Emergency Room Visit

At the ER, the doctor examined me and, as he removed his bloodied gloves, informed us that we’d need a transvaginal ultrasound to investigate further. “The technician won’t disclose any findings or whether there’s a heartbeat. You’ll have to wait for the doctor,” the nurse cautioned. In the dimly lit ultrasound room, I watched the technician’s serious expression as she navigated her screen, my heart racing.

She paused and glanced at me while I silently cried, tears streaming down my cheeks. My partner held my hand tightly, his face tight with emotion. “Oh, dear,” she said sympathetically. “Look, it’s okay. There’s the heartbeat. There’s your baby.” She turned the screen so I could see the flickering black shape. The relief was so immense that words escaped me.

Despite the joy of hearing that heartbeat, they could not explain the bleeding. They handed me a glossy black-and-white photo of the blob and sent me home. I proudly displayed it on our fridge, marveling at it whenever I reached for a snack, secured with four little magnets to keep it safe.

Recurring Bleeding

A week later, the bleeding returned.

This time, I went to the labor and delivery unit, where they reassured me once again that everything was fine. They handed me another image of the now slightly larger blob and sent us home.

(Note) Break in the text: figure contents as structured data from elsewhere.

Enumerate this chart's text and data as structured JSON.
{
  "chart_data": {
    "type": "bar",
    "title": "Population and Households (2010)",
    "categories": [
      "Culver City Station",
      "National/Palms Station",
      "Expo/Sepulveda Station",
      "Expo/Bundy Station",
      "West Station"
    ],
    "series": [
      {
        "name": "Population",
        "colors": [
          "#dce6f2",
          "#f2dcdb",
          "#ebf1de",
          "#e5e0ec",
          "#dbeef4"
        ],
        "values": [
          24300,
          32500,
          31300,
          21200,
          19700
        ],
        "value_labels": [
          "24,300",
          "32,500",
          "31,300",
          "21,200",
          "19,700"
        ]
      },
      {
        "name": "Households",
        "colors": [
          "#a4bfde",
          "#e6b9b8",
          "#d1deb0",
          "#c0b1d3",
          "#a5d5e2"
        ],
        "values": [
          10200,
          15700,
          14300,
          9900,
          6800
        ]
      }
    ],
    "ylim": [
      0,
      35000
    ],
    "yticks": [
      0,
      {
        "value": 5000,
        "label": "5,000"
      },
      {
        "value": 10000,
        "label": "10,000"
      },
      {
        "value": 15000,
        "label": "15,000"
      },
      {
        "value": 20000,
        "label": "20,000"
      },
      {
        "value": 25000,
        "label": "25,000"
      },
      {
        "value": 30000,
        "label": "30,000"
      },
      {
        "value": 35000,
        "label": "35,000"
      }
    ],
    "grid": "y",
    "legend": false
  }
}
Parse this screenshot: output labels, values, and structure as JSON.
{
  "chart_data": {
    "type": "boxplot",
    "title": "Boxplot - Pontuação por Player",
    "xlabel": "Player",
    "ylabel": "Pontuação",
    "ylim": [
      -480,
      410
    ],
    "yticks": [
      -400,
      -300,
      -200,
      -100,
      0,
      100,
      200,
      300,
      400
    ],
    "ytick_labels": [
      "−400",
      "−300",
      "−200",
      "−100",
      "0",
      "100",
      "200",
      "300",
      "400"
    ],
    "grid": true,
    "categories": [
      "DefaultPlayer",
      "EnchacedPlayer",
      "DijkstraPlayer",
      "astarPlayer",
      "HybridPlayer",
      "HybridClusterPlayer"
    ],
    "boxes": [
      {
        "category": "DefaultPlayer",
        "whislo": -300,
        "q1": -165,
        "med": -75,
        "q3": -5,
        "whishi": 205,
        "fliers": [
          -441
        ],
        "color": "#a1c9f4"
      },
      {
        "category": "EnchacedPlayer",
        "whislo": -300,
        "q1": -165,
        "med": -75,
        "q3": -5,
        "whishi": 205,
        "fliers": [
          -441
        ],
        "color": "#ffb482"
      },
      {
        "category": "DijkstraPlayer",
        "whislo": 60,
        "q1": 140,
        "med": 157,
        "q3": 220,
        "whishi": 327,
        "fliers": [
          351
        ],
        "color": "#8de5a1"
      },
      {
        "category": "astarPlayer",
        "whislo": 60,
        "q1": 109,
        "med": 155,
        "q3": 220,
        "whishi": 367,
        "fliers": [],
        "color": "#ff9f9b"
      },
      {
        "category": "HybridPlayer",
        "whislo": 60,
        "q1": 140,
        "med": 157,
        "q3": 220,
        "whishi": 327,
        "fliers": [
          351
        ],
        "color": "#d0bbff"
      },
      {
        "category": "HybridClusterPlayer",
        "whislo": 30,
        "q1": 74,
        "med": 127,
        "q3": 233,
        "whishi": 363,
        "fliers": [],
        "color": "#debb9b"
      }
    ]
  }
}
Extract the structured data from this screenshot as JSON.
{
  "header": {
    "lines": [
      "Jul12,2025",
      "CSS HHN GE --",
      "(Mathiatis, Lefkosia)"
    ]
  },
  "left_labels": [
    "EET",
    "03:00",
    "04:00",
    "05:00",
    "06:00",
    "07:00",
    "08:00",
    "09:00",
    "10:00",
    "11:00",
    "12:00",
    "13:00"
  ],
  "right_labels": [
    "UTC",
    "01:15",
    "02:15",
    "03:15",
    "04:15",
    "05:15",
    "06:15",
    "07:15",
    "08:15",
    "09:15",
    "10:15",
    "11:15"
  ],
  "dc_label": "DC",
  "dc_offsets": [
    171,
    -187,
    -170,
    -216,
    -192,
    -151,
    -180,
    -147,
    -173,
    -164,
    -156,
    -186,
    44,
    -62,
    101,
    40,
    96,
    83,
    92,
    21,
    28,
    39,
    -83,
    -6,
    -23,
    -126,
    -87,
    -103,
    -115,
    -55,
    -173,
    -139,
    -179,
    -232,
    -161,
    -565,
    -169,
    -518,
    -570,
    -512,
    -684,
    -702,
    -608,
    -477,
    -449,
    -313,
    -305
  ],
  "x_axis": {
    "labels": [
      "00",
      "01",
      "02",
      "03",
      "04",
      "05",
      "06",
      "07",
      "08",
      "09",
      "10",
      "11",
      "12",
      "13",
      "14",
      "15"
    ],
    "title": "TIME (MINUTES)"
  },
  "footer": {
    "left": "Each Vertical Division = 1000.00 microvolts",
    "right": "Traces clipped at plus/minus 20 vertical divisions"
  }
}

As my anxiety about carrying this child grew heavier, my mother flew across the country to take me out for tea, hoping to soothe my nerves. When I requested some time off from work to spend with her, I admitted to my boss, “Not really. I think I’m losing my mind.” The bleeding persisted throughout my pregnancy, as did my anxiety, but I also grappled with guilt and shame.

I felt bad for frequently leaving work for hospital visits. My partner, who accompanied me to every appointment, had to explain to his bosses why he missed client meetings. I felt embarrassed for my fear, experiencing a mix of dread and humiliation each time I went in. Then, one doctor changed everything.

A Turning Point

During my fifteenth emergency visit, I learned the on-call doctor was an older male. Not my ideal choice, but I had to proceed. After examining me and confirming my baby girl was doing well, I found myself apologizing for my frequent visits, nervously joking about wasting everyone’s time.

He paused, scooted his chair closer, and said, “No one here thinks you’re overreacting. This is your baby. Do whatever helps you feel better. Pregnancy is frightening; no one will judge you for wanting to ensure your child is okay.” His words struck a chord; they liberated me, giving me permission to advocate for myself and my child. I realized I wasn’t being irrational; I was simply being a mother, albeit a new one.

Reflections

By the end of my pregnancy, I had collected 22 different images of my child. My fridge became a chaotic collage of overlapping ultrasound photos. Eventually, I replaced them with a vibrant picture of my daughter swaddled in a ducky blanket at the hospital. Yet, I never forgot the images I had packed away or the courage it took to confront my fears and seek help. I hold onto the doctor’s empowering words.

Today, I want to share them with you: If you find yourself bleeding, scared, or uncertain, remember—this is your baby. Do whatever it takes to feel secure. Pregnancy can be daunting; no one will judge you for wanting to ensure your child is alright. For more information on pregnancy, check out this excellent resource.

If you’re interested in lifestyle changes during this journey, visit this link for great insights. You can also explore more from the experts at Intracervical Insemination for guidance on this topic.

In summary, my experience taught me the importance of listening to my instincts as a parent and the value of seeking support during a challenging time.